Nos domingos de sol, Isabel adorava ir sentar-se na porta da mercearia que nesse dia da semana estava fechada. Ao domingo, só as tabernas estavam abertas, local escolhido pela maioria dos homens para conversar e beber, ao sabor de tremoços ou amendoins.
Sentada ao sol, ela nem conseguia mover-se de tanta moleza e preguiça. “O sol faz mal”, dizia por vezes uma ou outra mulher que passava, mas ela deixava-se estar. Em casa não batia o sol e ali ela sentia-se estranhamente livre.
Quando a mãe lhe dava uns tostões, ela costumava ir até ao café ver um pouco de televisão. O facto de sair de casa para ver carros às voltas naquela pequena caixa mágica, era muito bom.

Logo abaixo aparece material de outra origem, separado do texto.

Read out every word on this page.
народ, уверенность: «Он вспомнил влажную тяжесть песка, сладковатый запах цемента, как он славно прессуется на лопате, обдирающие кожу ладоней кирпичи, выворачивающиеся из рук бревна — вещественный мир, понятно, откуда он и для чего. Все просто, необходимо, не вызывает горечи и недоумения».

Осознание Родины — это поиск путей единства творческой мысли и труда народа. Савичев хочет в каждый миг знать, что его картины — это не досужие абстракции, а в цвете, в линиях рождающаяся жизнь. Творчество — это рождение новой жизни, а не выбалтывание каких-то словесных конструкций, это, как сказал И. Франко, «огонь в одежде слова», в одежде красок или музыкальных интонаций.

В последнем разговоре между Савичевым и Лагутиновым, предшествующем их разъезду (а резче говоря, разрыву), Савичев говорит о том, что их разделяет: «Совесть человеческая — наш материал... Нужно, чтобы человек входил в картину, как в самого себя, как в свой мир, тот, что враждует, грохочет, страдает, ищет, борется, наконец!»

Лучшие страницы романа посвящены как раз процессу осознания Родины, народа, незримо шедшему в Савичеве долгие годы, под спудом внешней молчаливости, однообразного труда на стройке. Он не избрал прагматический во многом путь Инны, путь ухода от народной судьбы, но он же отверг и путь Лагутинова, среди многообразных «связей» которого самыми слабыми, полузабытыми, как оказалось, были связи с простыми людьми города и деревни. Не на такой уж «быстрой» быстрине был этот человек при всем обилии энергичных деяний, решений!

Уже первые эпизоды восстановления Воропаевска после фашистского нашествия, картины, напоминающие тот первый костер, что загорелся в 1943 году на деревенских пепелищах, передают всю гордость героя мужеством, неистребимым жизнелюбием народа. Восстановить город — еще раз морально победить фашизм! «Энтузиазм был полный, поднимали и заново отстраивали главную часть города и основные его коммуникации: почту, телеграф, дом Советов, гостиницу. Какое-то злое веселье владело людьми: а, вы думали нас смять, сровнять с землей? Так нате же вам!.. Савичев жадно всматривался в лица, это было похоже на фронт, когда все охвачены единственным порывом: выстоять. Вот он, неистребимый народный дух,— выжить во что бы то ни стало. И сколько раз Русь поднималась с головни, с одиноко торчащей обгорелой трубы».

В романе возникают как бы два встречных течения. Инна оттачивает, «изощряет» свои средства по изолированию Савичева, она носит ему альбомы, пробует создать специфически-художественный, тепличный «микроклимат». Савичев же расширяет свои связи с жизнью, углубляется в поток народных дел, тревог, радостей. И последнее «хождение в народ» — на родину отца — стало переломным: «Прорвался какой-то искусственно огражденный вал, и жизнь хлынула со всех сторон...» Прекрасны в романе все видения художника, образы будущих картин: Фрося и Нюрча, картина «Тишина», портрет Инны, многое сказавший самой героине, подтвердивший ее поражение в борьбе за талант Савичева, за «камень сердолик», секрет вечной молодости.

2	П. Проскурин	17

Para ir ao café era necessário os miúdos como Isabel levarem alguns tostões. A senhora do café sentava os miúdos ao fundo do café, encostados à parede, e a certa altura passava com um frasco de rebuçados para eles comprarem. Dois rebuçados, um tostão. Quem não tivesse tostões, vinha para a rua. À mesa, os miúdos só se podiam sentar acompanhados por adultos, e o consumo legitimava a ocupação da mesa.
Isabel não se lembra de se ter alguma vez sentado à mesa; só muitos anos mais tarde é que isso veio a acontecer.
Mas com a benevolência da mãe e os tostões que ela lhe dava, Isabel lá ia até ao café de vez em quando. Os pais costumavam ficar em casa a dormir a sesta, e Isabel até ia feliz porque gostava de os sentir unidos. Um dia, porém, Isabel viu as horas passar e ninguém a foi procurar ao café.
Passou-se a tarde, comeu os rebuçados todos e ninguém a procurou.
Chegou a noite e ela começou a ter medo de ir para casa. O canto e o beco eram muito escuros. Contava-se que, por vezes, passava por lá um homem meio-cavalo, que dormia lá, e Isabel tinha medo. Nunca tinha ficado até tão tarde na rua, e já não sabia o que fazer.
Já estava há muito tempo a ocupar o mesmo lugar no café, e a senhora disse-lhe que era melhor voltar para casa. Isabel saiu, com muito medo, e veio sentar-se à entrada numa grande pedra onde o avô Francisco costumava sentar-se ao final da tarde.
Estava muito escuro e sempre que Isabel sentia alguém a passar, o coração batia-lhe com tanta força que parecia saltar-lhe do peito. Pensou que o melhor era pedir a alguém que a levasse, mas ela estava tão aflita que nem conseguia falar.
A única maneira era ganhar coragem, e correr muito depressa para casa sem olhar para trás. Começou a pensar que seria o fim da sua vida, mas ali também estava morta de susto. Encheu-se de coragem, pôs-se de pé e correu, só parando quando entrou no seu quarto negro.
Isabel nunca entendeu o que se passou naquele dia em sua casa.
Ninguém a procurou, ninguém foi saber dela, nem mesmo ao seu quarto.
No quarto dos pais havia luz, que se via pelos interstícios da porta, mas o quarto do João estava às escuras. Isabel encolheu-se na sua cama e de tanto cansaço aflito, adormeceu e não se lembrou sequer da visita da fome.
Nunca ninguém lhe explicou porque a deixaram sozinha, já que nunca a deixavam ir a lado nenhum. Só muito mais tarde Isabel voltou àquele café.